The untold story of Bernie Sanders, high school track star
This was only a few years after Roger Bannister became the first to beat the 4 minute Mile, and running had captured the nation's attention.
By Philip Bump, The Washington Post
Judges at the high school cross-country competition in the Bronx's Van Cortlandt Park had a problem.
Joe and Clarence Scott, the 16-year-old twin seniors from Brooklyn Automotive High School, crossed the finish line of the two-and-a-half Mile race that drizzly, cold November day in first place -- simultaneously. Holding hands. The pair were among the top runners in their age group in the city in 1958, often winning or finishing near the top of the standings in distance events.
But the Scotts' unusual finish was a violation of the rules, since it implied that they'd colluded on the ending.

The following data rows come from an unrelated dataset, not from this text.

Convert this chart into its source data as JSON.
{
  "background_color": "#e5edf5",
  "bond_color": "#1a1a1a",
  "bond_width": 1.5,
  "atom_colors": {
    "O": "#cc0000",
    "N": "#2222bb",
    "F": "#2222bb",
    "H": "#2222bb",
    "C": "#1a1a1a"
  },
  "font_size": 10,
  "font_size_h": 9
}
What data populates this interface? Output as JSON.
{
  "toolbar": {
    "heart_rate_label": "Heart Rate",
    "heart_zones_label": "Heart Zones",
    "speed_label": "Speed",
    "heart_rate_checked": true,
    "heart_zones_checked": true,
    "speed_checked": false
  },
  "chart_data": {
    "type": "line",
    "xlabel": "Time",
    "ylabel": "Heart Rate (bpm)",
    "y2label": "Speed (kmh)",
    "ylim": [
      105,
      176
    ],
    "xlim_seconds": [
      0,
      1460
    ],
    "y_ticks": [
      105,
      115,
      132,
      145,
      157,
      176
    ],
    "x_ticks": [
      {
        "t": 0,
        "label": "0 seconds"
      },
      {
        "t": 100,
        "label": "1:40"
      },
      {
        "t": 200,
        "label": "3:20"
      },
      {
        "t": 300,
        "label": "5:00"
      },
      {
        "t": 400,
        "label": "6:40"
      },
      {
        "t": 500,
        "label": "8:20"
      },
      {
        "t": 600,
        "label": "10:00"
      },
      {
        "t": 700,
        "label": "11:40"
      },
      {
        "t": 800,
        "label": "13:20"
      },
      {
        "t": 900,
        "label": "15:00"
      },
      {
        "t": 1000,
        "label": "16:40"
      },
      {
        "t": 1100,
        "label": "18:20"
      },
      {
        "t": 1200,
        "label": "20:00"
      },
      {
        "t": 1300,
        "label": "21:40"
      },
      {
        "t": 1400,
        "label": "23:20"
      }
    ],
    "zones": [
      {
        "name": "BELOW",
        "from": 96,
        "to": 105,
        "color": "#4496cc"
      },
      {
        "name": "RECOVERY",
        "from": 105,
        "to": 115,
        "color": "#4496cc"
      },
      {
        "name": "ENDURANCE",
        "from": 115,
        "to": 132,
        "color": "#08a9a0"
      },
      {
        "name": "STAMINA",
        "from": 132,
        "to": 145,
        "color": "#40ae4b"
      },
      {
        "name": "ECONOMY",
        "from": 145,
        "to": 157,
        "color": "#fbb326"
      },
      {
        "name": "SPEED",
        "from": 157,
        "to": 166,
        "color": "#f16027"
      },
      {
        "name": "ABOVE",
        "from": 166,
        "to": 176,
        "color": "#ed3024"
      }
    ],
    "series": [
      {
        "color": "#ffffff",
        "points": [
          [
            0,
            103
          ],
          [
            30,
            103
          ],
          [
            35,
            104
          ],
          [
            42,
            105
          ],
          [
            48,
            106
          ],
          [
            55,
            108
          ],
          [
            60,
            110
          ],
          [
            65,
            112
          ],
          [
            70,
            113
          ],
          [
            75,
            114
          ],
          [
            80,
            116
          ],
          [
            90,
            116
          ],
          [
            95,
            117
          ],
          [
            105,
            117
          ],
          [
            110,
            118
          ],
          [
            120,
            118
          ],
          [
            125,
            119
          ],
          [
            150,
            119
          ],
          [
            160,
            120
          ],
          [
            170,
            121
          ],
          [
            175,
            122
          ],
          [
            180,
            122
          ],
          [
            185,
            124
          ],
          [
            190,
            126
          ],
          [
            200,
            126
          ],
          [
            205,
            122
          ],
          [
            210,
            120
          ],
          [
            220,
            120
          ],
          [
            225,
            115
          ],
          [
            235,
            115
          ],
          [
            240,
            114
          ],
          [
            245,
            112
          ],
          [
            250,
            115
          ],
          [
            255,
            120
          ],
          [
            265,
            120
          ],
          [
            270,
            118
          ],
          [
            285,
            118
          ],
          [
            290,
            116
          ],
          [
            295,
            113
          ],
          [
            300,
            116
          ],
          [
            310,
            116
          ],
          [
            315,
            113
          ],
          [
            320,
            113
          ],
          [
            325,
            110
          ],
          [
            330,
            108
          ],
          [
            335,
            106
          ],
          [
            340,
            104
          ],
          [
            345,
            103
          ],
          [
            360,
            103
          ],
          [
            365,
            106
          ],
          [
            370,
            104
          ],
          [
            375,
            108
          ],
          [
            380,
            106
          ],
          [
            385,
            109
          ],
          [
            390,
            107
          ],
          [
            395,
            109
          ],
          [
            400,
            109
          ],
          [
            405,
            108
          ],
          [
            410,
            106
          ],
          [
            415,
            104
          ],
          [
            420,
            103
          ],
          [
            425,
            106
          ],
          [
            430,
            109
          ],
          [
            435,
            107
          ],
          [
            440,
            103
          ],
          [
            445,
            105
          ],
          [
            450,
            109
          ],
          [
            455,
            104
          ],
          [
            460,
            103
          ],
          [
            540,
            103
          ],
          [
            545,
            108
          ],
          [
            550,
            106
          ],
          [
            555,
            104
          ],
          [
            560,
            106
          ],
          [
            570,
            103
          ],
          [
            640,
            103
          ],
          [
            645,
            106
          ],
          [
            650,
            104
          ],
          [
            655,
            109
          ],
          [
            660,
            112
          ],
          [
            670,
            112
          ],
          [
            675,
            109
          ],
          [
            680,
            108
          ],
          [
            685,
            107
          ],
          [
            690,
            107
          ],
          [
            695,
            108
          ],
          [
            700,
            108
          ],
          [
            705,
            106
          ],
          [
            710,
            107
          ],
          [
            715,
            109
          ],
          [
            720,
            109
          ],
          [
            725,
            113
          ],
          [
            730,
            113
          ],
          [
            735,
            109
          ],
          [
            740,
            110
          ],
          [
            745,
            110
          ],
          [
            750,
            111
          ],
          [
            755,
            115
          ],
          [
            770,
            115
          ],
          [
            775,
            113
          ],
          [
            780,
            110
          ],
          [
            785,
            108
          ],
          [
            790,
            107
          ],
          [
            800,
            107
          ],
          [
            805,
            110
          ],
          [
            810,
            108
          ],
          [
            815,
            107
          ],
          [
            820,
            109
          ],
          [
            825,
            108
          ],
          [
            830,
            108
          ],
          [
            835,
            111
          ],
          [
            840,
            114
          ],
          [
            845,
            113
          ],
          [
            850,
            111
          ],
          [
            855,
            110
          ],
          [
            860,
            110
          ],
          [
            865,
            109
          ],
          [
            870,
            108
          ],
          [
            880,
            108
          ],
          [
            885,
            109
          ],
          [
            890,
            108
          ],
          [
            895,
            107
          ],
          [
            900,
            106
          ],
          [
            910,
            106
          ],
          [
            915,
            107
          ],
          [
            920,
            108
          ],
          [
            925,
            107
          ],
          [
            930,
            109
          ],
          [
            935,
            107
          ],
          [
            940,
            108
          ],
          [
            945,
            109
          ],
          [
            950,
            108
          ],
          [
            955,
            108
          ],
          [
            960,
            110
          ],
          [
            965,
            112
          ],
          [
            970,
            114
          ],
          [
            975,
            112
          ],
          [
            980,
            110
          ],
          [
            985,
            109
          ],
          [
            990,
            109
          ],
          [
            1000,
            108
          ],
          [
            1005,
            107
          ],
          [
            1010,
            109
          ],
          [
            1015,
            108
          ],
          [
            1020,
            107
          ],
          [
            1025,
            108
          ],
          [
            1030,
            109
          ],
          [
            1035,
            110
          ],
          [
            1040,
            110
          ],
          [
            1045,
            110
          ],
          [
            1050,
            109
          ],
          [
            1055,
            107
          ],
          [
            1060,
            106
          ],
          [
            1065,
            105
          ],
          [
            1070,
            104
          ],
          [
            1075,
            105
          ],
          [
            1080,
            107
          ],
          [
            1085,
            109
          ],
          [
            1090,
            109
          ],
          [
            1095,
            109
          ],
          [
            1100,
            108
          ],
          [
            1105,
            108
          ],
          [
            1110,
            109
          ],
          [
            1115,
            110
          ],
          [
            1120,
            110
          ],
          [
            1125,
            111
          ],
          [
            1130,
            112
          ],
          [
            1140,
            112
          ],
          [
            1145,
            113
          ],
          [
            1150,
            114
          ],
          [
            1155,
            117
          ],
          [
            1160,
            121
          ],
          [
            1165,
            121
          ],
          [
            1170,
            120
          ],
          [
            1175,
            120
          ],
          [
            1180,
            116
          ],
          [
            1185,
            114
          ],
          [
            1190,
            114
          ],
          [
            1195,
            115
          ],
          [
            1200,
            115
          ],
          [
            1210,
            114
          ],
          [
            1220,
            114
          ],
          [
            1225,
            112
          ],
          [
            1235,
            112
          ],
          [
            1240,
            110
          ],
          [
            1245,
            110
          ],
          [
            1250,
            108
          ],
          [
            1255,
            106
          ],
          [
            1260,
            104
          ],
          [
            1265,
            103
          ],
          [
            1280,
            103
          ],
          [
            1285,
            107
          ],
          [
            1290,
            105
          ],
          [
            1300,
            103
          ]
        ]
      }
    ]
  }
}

Distance running, even at that level, was a big deal. This was only a few years after Roger Bannister became the first to beat the 4 minute Mile, and running had captured the nation's attention. The New York Times ran front-page articles about professional runners shaving a few seconds off one another's time. In this case, the judges -- not wanting to reject the results (the pair had won by a wide margin) -- declared Joe the winner and Clarence second, with identical times. The whole situation was interesting enough to itself warrant an item in the Times, titled, "Identical Twins Finish Together But School Judges Pick Winner."